"White and Pink Chrysanthemum" by Eric Rennie
To discover God in the smallest and most ordinary things, as well as
in its greatest, is to possess a rare and sublime faith.
— Jean-Pierre de Caussade
My world has gotten smaller as I’ve gotten older. This is not uncommon for people my age (I am in my mid-70s at this writing), but it can be a limiting factor if you are a landscape photographer. I am not likely to go trekking in the wild the days; then again, I never did. I was already pushing 60 when I became a serious photographer. Although I have made up for lost time in many ways, that has not included any globe-trotting expeditions. I am still able to get out and about. But there is only so far I want to go lugging heavy camera equipment. And after I took a bad fall while tramping out in the middle of nowhere, my wife made me promise not to venture too far from the beaten path.
My work these days is mostly been taken close to home; in fact, one of my long-standing projects is to find subjects within walking distance of my house. A few years back I began photographing wildflowers I found growing by the side of the road when I was out walking. In some cases, I have exhibited photographs of trees and flowers taken in my own yard.
My world has gotten smaller in more ways than one. I would bring back those wildflowers I picked by the side of the road and photograph them in a darkened room under an intense white light. I would use a macro lens, which allows me to get in very close. The result sometimes is a single blossom that fills the entire frame of a picture. I take my inspiration from Georgia O’Keefe, who explained that she painted flowers big because it was the only way she could get people to pay attention to them.
The largest-grossing sci-fi movie in the 1950s was called The Incredible Shrinking Man, based on a novel by Richard Matheson, who also wrote episodes of the original Twilight Zone on TV. The protagonist is a man who is exposed to a strange green mist that causes him slowly to get smaller — much smaller. As he shrinks, the objects and creatures in his house grow proportionately larger and more menacing. He is threatened by a household cat now many times his size and fends off a black widow spider with a sewing needle. His house becomes his prison until he is so small he can pass through the wire mesh of a window screen.
My macro lens allows me to photograph ordinary objects as they might have appeared to the Incredible Shrinking Man when he was only inches tall. These lenses do not reveal anything that is not plainly visible to the naked eye. But they enable you to hover right next to your subject, like a bee buzzing around a flower, making it impossible to ignore what appears in your viewfinder. You quickly discover you have gained a window into a whole other world nestled inside the one we usually take for granted. Even at its most granular level, the world that God made is beautiful — not just here and there but seemingly everywhere you look. God is indeed in the details.

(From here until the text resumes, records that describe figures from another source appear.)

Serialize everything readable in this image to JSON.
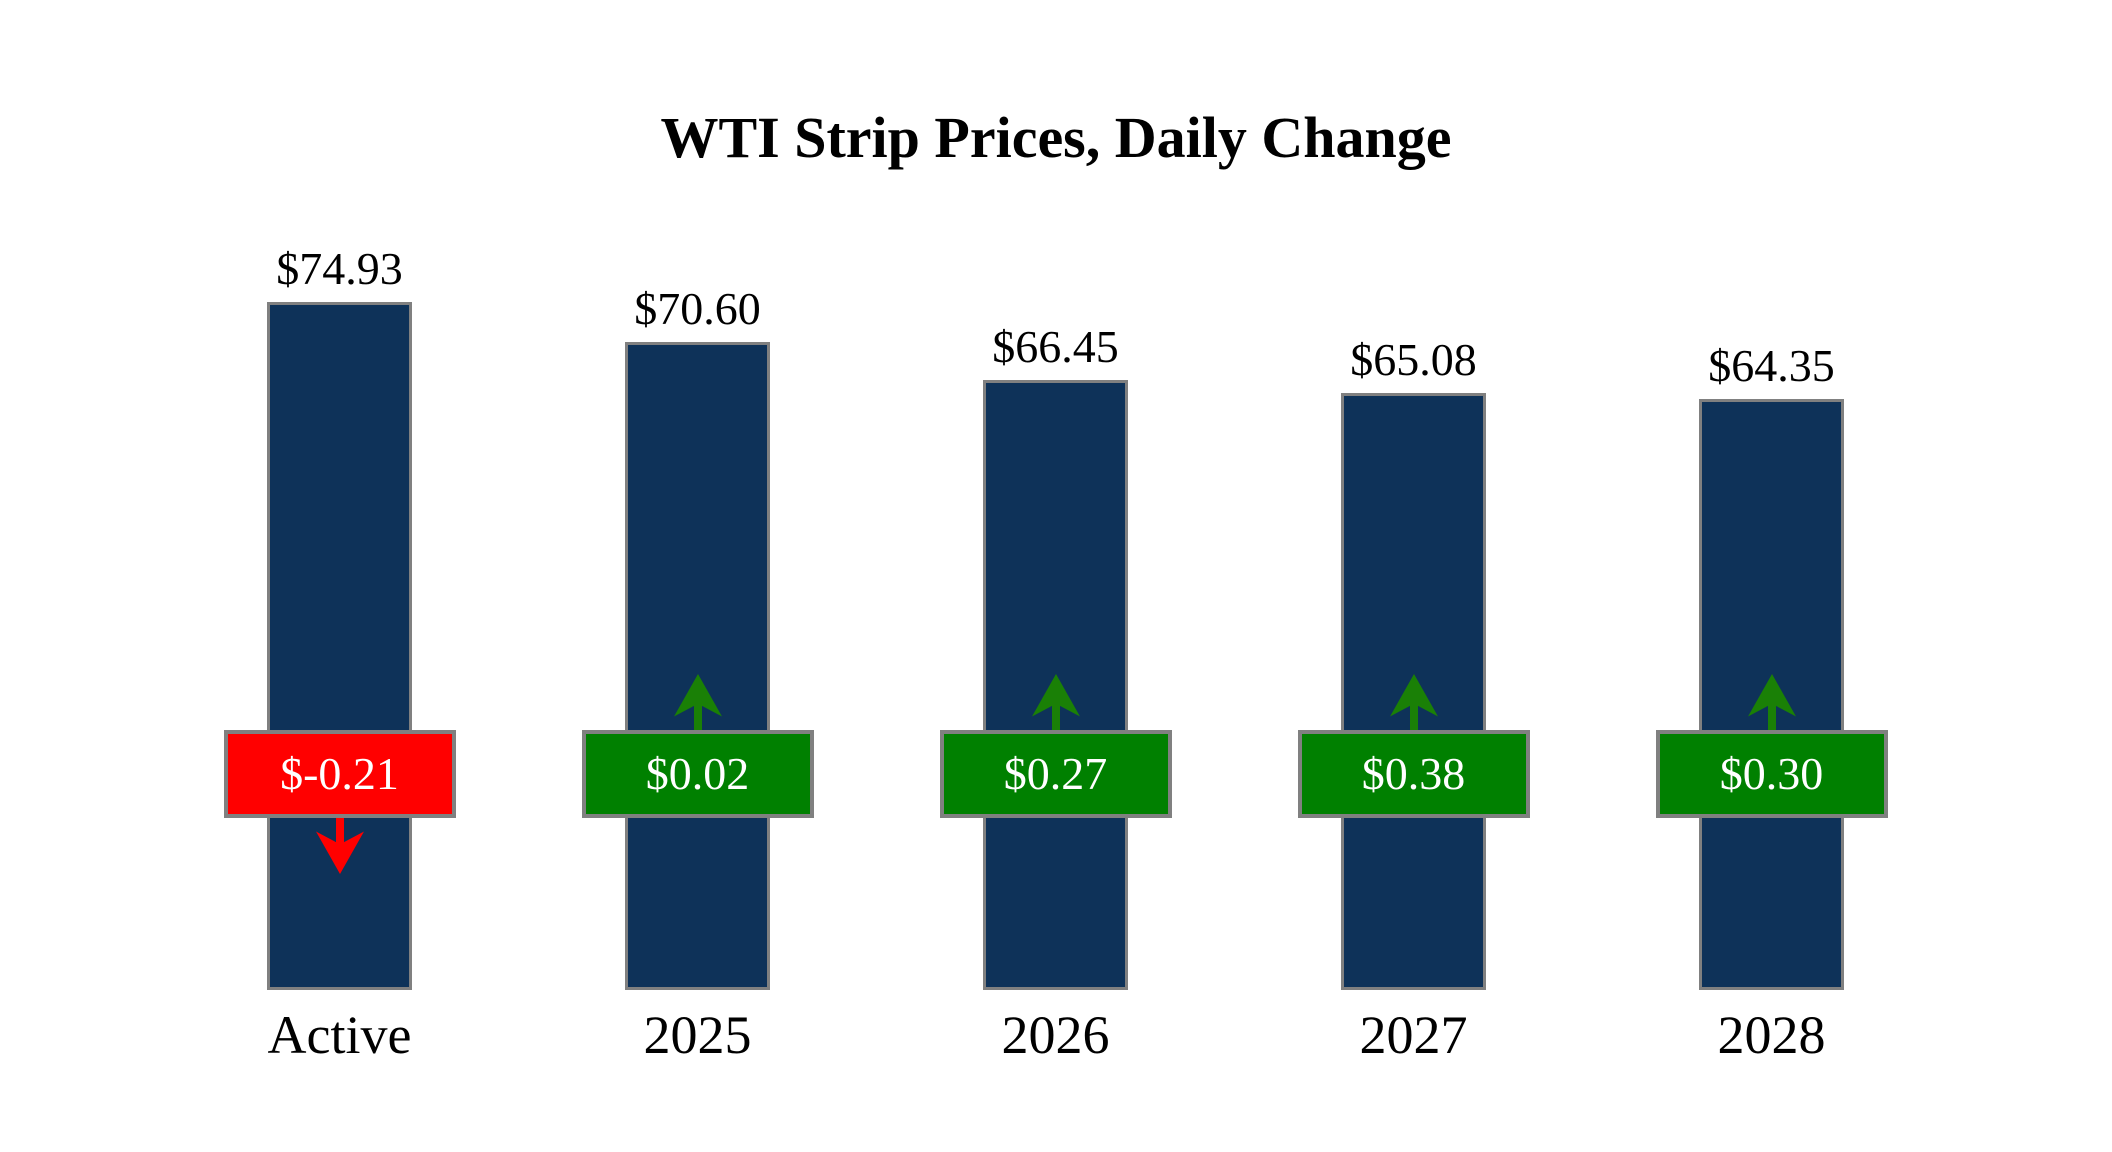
{
  "chart_data": {
    "type": "bar",
    "title": "WTI Strip Prices, Daily Change",
    "categories": [
      "Active",
      "2025",
      "2026",
      "2027",
      "2028"
    ],
    "series": [
      {
        "name": "Strip Price",
        "values": [
          74.93,
          70.6,
          66.45,
          65.08,
          64.35
        ],
        "labels": [
          "$74.93",
          "$70.60",
          "$66.45",
          "$65.08",
          "$64.35"
        ]
      },
      {
        "name": "Daily Change",
        "values": [
          -0.21,
          0.02,
          0.27,
          0.38,
          0.3
        ],
        "labels": [
          "$-0.21",
          "$0.02",
          "$0.27",
          "$0.38",
          "$0.30"
        ],
        "directions": [
          "down",
          "up",
          "up",
          "up",
          "up"
        ]
      }
    ],
    "ylim": [
      0,
      78
    ],
    "grid": false,
    "legend": false,
    "axes_visible": false,
    "colors": {
      "bar_fill": "#0e3259",
      "bar_border": "#808080",
      "up_badge": "#008000",
      "down_badge": "#ff0000",
      "up_arrow": "#1a8006",
      "down_arrow": "#ff0000",
      "badge_border": "#808080",
      "badge_text": "#ffffff",
      "label_text": "#000000",
      "title_text": "#000000"
    }
  }
}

Why do we take it for granted? I’m reminded of Emily, the young woman in Thornton Wilder’s play, Our Town, who has died in childbirth and is allowed to return to her former life for a day. She is dismayed at how distracted everyone seems. "Oh, earth, you're too wonderful for anybody to realize,” she laments. “Do any human beings ever realize life while they live it?" No, for the most part we do not, and there are sound reasons for this. In evolutionary terms, we risk our survival if we ignore the pressing business of survival in order to stop and smell the flowers — or photograph them, as the case may be. And so our minds are always looking down the road to where the next meal is coming from or where a predator might be lurking or where we might find a mate. Like Emily, we discover too late that people have become so distracted by the humdrum of everyday life they can no longer see what is staring them in the face.
In the 8th-century BCE, an Israelite prophet named Isaiah had a vision of God seated on his throne. with seraphs (angels) chanting, "Holy, holy, holy is the Lord of hosts; the whole earth is full of his glory.” Listen to what those seraphs had to say: the whole world is full of his glory. We assume that some beatific vision is required to see God’s glory in the world. But those angels hovering around God’s throne were merely stating facts. They revealed nothing that is not plainly visible by the ordinary light of day. We just have to pay attention.